Loki had set us all up. Of course he had. I loved him, but right now I wanted to hit him.
And I wasn’t all that keen on Angrboda’s idea of a good meal, either. Spit roasted pig I could get behind, but I wasn’t sure what those greens were.
Probably the only thing they could get to grow here. And the tea she offered us appeared to have been made out of moss and bark. It tasted surprisingly good for that, but…I’d rather have a hamburger.
Probably makes me a bad Asgardian, and I certainly wasn’t about to say it in front of her.
She did not, however, live in…okay, she did live in a cave, but it was a comfortable, well furnished cave. More like a hobbit hole than something one would imagine Neanderthals living in. Yes, there were cured furs as rugs, but that wasn’t so bad, and we sat around a table cut of stone.

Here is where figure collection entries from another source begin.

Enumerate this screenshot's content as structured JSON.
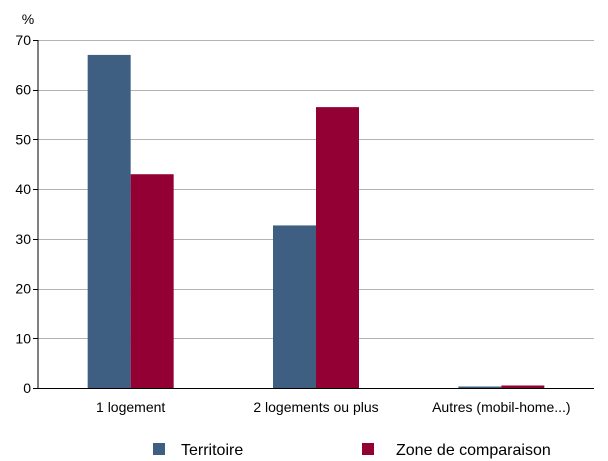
{
  "chart_data": {
    "type": "bar",
    "unit_label": "%",
    "categories": [
      "1 logement",
      "2 logements ou plus",
      "Autres (mobil-home...)"
    ],
    "series": [
      {
        "name": "Territoire",
        "color": "#3f5f82",
        "values": [
          67,
          32.7,
          0.3
        ]
      },
      {
        "name": "Zone de comparaison",
        "color": "#930134",
        "values": [
          43,
          56.5,
          0.5
        ]
      }
    ],
    "ylim": [
      0,
      70
    ],
    "yticks": [
      0,
      10,
      20,
      30,
      40,
      50,
      60,
      70
    ],
    "grid": true,
    "legend_position": "bottom"
  }
}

Not many trees, it seemed, in Jotunheim.
“So, you really intend to destroy this?” she said, finally, after the meal.
“Yes,” I said firmly. “You can’t tell me…”
She laughed. “Oh, I was watching Anansi with some amusement. Having somebody else’s power, that’s easy. Having a clue how to actually use it, that’s a little more difficult.”
I relaxed inwardly. “I suppose, we all get the power we need.”
“And choose. And which fits us.” She studied me. “Oh ho. Now this could be really interesting.”
I didn’t ask her what, because I was pretty sure she wasn’t going to even remotely consider telling me for half a second.
Loki leaned forward. “So, what are you going to do with it, dear?”
I almost elbowed him.
“Hrm. I could take over Jotunheim. I could…hrm. No, it doesn’t work on artifacts.”
The chains that bound Fenris. Except that I wasn’t sure Fenris had needed to be bound before. Now? Now he was likely to start eating people because they’d done that.
Every evil that faced Asgard was created by Asgard. It was an insight, and a sharp one. People didn’t hate you for no reason.
“We can’t let him go. But they shouldn’t have tied him up in the first place.”
“From the mouths of babes. Maybe you won’t be Odin’s blind, following servant after all.”
I shook my head. “I never have been.”
“Oh, no. You were. Then he did it to you too, exiled you for something you might do. Always his mistake.”
If she was right…but no. I would not bring down Asgard. “None of us are perfect. If we were…”
“If we were there would be no mortal world.” That was Loki, soft. “So, Angrboda. What will you do?”